Photosynth gets Geekbriefed

Cali and Neal from visited us in October, and they've just released their video "brief" of Photosynth based on that visit.  Here it is:

 And here's the synth that was made on-camera during that shoot. My color balance was a little on the sickly yellow side for this one. Sorry Cali!


Comments (1)

  1. Nate Lawrence says:

    Well that was pleasant. I need to look up their previous episode on Photosynth, apparently.

    It’s also good to hear someone besides Blaise emphasise the difference in results between the determined (and reasonably informed) photosynther vs. typical mass photography.

    I have to admit that my earliest synths all used portrait shots in my panoramas. I believe I had 50 percent overlap more often than not but I wasn’t exactly overjoyed with the results of that method.

    I’ve wondered before whether the 1.5 or 2.0 megapixel versions of our photos that are used to harvest image features are always defined by a maximum pixel size in the largest dimension (width or height). This is to ask, "EXIF data notwithstanding, would square photos that were centred on the same subject and the same number of pixels tall as landscape photos actually generate more image features?".

    I will say one thing. I feel like somehow the description of Photosynth needs to be distilled to be much more clear while still remaining compelling and concise. This is certainly difficult to do, but I can’t help feeling that it would result in better reactions from people.

    Reading the comments over at raises my blood pressure a little over people’s dismissal. Time and again you see the word ‘underwhelmed’. Well, what is the reason for that?

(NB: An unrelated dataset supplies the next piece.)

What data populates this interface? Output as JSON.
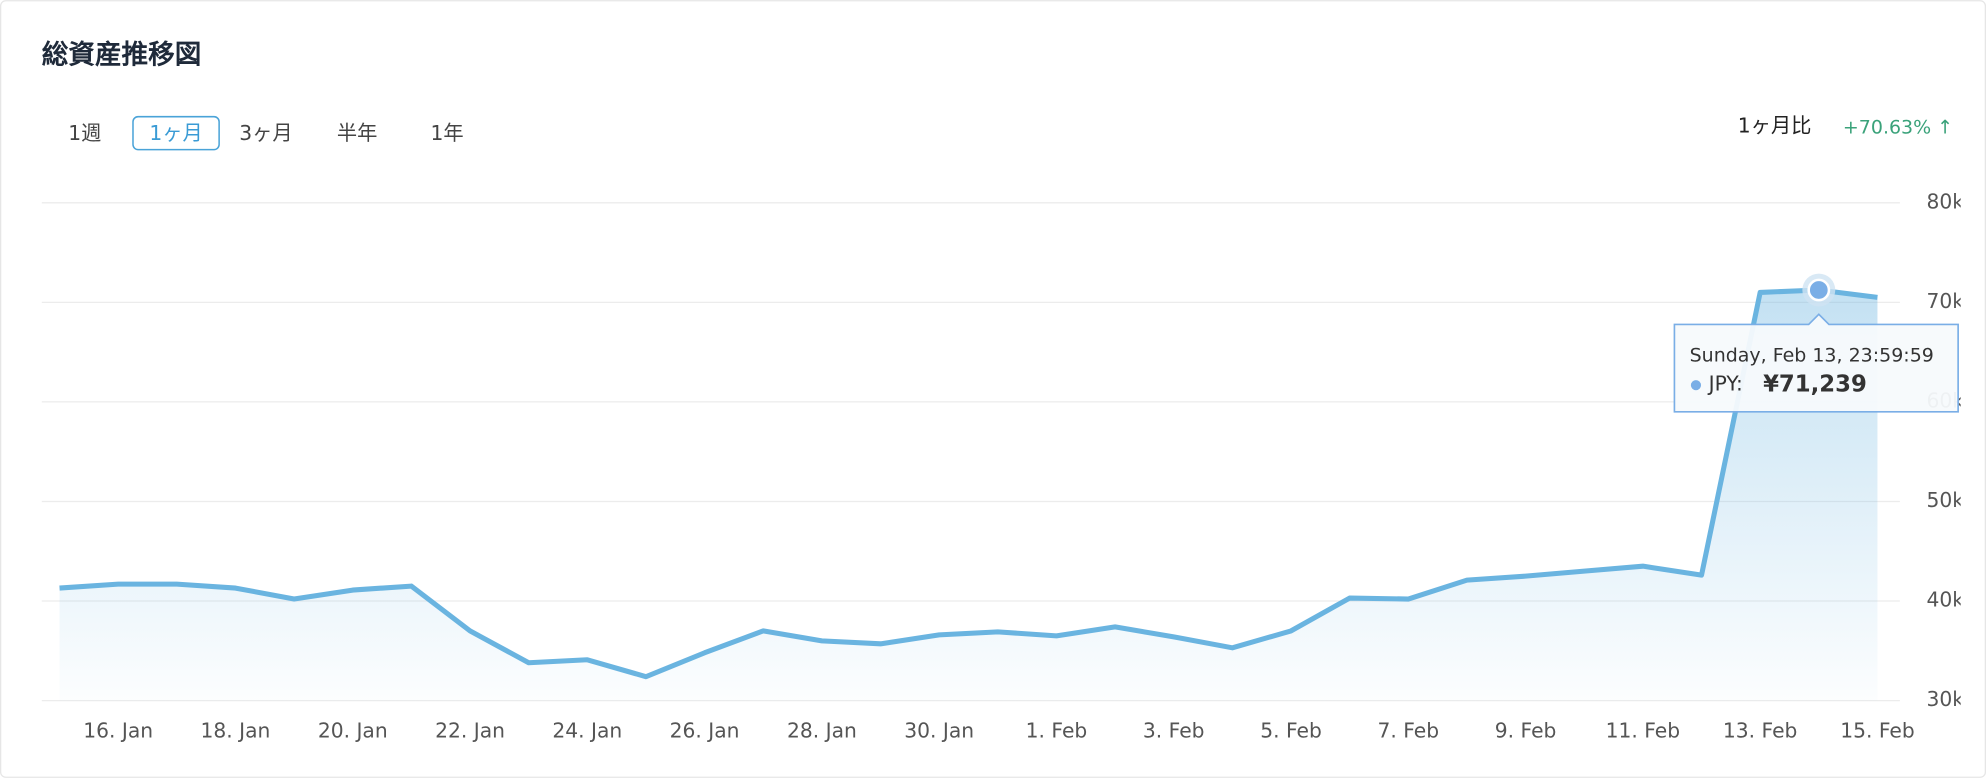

    Somehow in describing what Photosynth is, expectations are raised above what Photosynth is delivering today. I’m certain we all feel that the future holds nearly unlimited promise, but I wonder whether it isn’t better to show people before you tell. I actually think that the order of presentation in Blaise’s TED Talk had a lot to do with its success. People saw it in action for themselves before any description could conjure up a vision in their heads that transcends Photosynth’s current position.

    In any case, this is a great little way to wrap up the year on the heels of the second version of the Silverlight 3 Viewer, Geo-Alignment, Bing Maps Beta, Overhead View, etc. It’s been a great year of progress, guys. Thanks so much for all your hard work.

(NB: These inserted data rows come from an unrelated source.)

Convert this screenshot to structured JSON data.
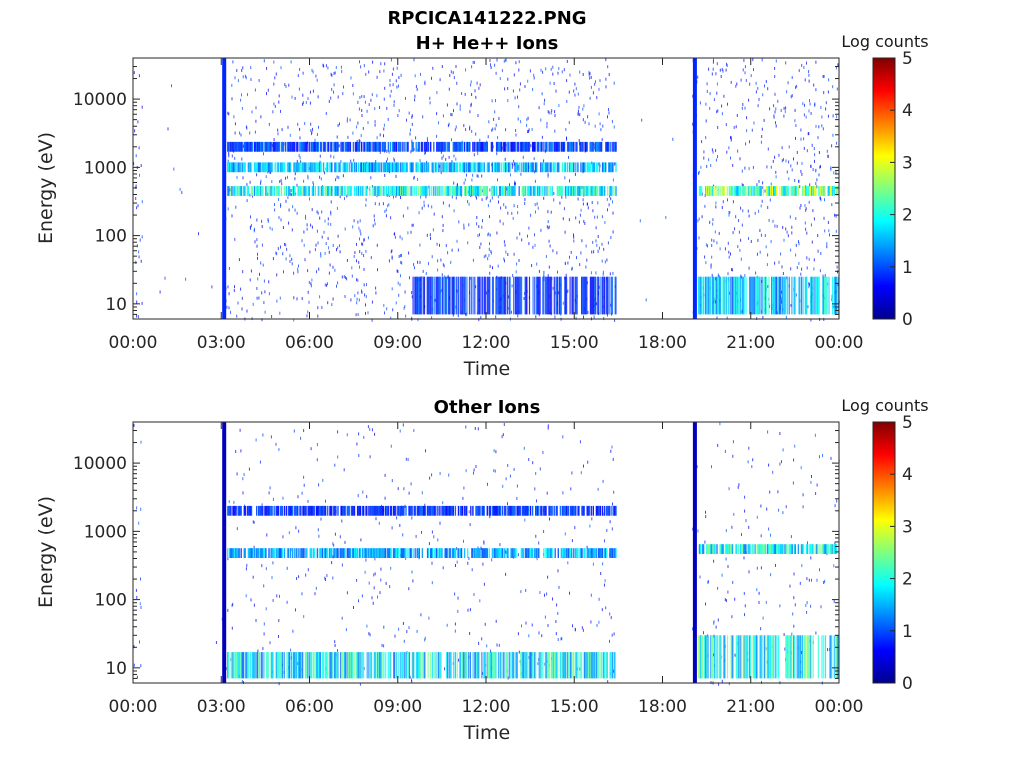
{
  "figure_title": "RPCICA141222.PNG",
  "chart_data": [
    {
      "type": "heatmap",
      "title": "H+ He++ Ions",
      "xlabel": "Time",
      "ylabel": "Energy (eV)",
      "x_ticks": [
        "00:00",
        "03:00",
        "06:00",
        "09:00",
        "12:00",
        "15:00",
        "18:00",
        "21:00",
        "00:00"
      ],
      "x_range_hours": [
        0,
        24
      ],
      "y_scale": "log",
      "y_ticks": [
        10,
        100,
        1000,
        10000
      ],
      "y_tick_labels": [
        "10",
        "100",
        "1000",
        "10000"
      ],
      "ylim": [
        6,
        40000
      ],
      "colorbar": {
        "label": "Log counts",
        "range": [
          0,
          5
        ],
        "ticks": [
          "0",
          "1",
          "2",
          "3",
          "4",
          "5"
        ],
        "colormap": "jet"
      },
      "features": [
        {
          "name": "calibration-sweep",
          "time_hours": 3.1,
          "log_counts": 0.8
        },
        {
          "name": "calibration-sweep",
          "time_hours": 19.1,
          "log_counts": 0.8
        },
        {
          "name": "data-gap",
          "time_hours": [
            16.4,
            19.0
          ]
        },
        {
          "name": "data-gap",
          "time_hours": [
            0.3,
            3.0
          ]
        },
        {
          "name": "energy-band",
          "energy_eV": 450,
          "time_hours": [
            3.2,
            16.4
          ],
          "log_counts": 2.0
        },
        {
          "name": "energy-band",
          "energy_eV": 1000,
          "time_hours": [
            3.2,
            16.4
          ],
          "log_counts": 1.6
        },
        {
          "name": "energy-band",
          "energy_eV": 2000,
          "time_hours": [
            3.2,
            16.4
          ],
          "log_counts": 1.0
        },
        {
          "name": "energy-band",
          "energy_eV": 450,
          "time_hours": [
            19.2,
            24
          ],
          "log_counts": 2.4
        },
        {
          "name": "low-energy-ions",
          "energy_eV": [
            7,
            25
          ],
          "time_hours": [
            9.5,
            16.4
          ],
          "log_counts": 1.0
        },
        {
          "name": "low-energy-ions",
          "energy_eV": [
            7,
            25
          ],
          "time_hours": [
            19.2,
            24
          ],
          "log_counts": 1.8
        }
      ]
    },
    {
      "type": "heatmap",
      "title": "Other Ions",
      "xlabel": "Time",
      "ylabel": "Energy (eV)",
      "x_ticks": [
        "00:00",
        "03:00",
        "06:00",
        "09:00",
        "12:00",
        "15:00",
        "18:00",
        "21:00",
        "00:00"
      ],
      "x_range_hours": [
        0,
        24
      ],
      "y_scale": "log",
      "y_ticks": [
        10,
        100,
        1000,
        10000
      ],
      "y_tick_labels": [
        "10",
        "100",
        "1000",
        "10000"
      ],
      "ylim": [
        6,
        40000
      ],
      "colorbar": {
        "label": "Log counts",
        "range": [
          0,
          5
        ],
        "ticks": [
          "0",
          "1",
          "2",
          "3",
          "4",
          "5"
        ],
        "colormap": "jet"
      },
      "features": [
        {
          "name": "calibration-sweep",
          "time_hours": 3.1,
          "log_counts": 0.3
        },
        {
          "name": "calibration-sweep",
          "time_hours": 19.1,
          "log_counts": 0.3
        },
        {
          "name": "data-gap",
          "time_hours": [
            16.4,
            19.0
          ]
        },
        {
          "name": "data-gap",
          "time_hours": [
            0.3,
            3.0
          ]
        },
        {
          "name": "energy-band",
          "energy_eV": 480,
          "time_hours": [
            3.2,
            16.4
          ],
          "log_counts": 1.5
        },
        {
          "name": "energy-band",
          "energy_eV": 2000,
          "time_hours": [
            3.2,
            16.4
          ],
          "log_counts": 0.9
        },
        {
          "name": "energy-band",
          "energy_eV": 550,
          "time_hours": [
            19.2,
            24
          ],
          "log_counts": 2.0
        },
        {
          "name": "low-energy-ions",
          "energy_eV": [
            7,
            17
          ],
          "time_hours": [
            3.2,
            16.4
          ],
          "log_counts": 2.1
        },
        {
          "name": "low-energy-ions",
          "energy_eV": [
            7,
            30
          ],
          "time_hours": [
            19.2,
            24
          ],
          "log_counts": 2.3
        }
      ]
    }
  ]
}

    That being said, I can hardly wait to see:

    > Linked Synths! (this is going to buy you so much credibility as it’s really the big piece that’s been MIA since the TED Talk and the Live Labs promo video days)

    > Dense Reconstruction!

    > aligning each separate pointcloud in a fractured synth (and even orphaned photos) using the geo-alignment tool

    > MSR ICE integration!

    > hardware acceleration for proper 3D and stable pointclouds

    > view the map tiles as a ground plane under the pointcloud as in the geo-alignment tool (also allowing us to play the slideshow in overhead view).

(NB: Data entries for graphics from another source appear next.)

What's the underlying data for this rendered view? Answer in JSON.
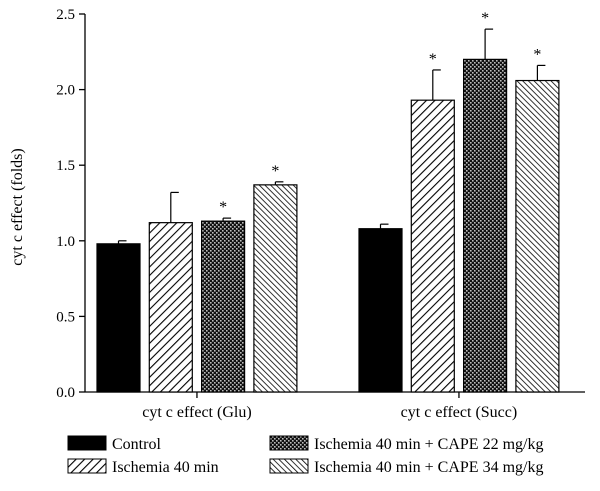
{
  "chart_data": {
    "type": "bar",
    "ylabel": "cyt c effect (folds)",
    "xlabel": "",
    "ylim": [
      0,
      2.5
    ],
    "yticks": [
      "0.0",
      "0.5",
      "1.0",
      "1.5",
      "2.0",
      "2.5"
    ],
    "ytick_values": [
      0,
      0.5,
      1.0,
      1.5,
      2.0,
      2.5
    ],
    "categories": [
      "cyt c effect (Glu)",
      "cyt c effect (Succ)"
    ],
    "legend_position": "bottom",
    "grid": false,
    "series": [
      {
        "name": "Control",
        "values": [
          0.98,
          1.08
        ],
        "errors": [
          0.02,
          0.03
        ],
        "significant": [
          false,
          false
        ],
        "pattern": "solid"
      },
      {
        "name": "Ischemia 40 min",
        "values": [
          1.12,
          1.93
        ],
        "errors": [
          0.2,
          0.2
        ],
        "significant": [
          false,
          true
        ],
        "pattern": "diagonal"
      },
      {
        "name": "Ischemia 40 min + CAPE 22 mg/kg",
        "values": [
          1.13,
          2.2
        ],
        "errors": [
          0.02,
          0.2
        ],
        "significant": [
          true,
          true
        ],
        "pattern": "crosshatch"
      },
      {
        "name": "Ischemia 40 min + CAPE 34 mg/kg",
        "values": [
          1.37,
          2.06
        ],
        "errors": [
          0.02,
          0.1
        ],
        "significant": [
          true,
          true
        ],
        "pattern": "dense-diagonal"
      }
    ],
    "significance_marker": "*"
  }
}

    > the ability to suggest geo-alignment for other people’s synths (there are so many people who are just never going to do it on their own!)

    > the ability to send other Photosynth users a direct message, rather than having unrelated conversations in comment threads on their synths.

    > notifications to replies in the forums

    > Bing Maps Silverlight leave beta (hopefully ditching the black void around the satellite tiles when you dive into a synth)

    > the ability to log into and comment on the official Photosynth blog with my official Photosynth account. 😉

    and the list goes on and on.

    I have prioritised the above for the most part as far as what I would love to see, for whatever it’s worth. Obviously some of it extends past the Photosynth team (such as Silverlight’s capabilities.)

    I’m definitely looking forward to seeing what your team has been working on in the coming year. Thanks, again.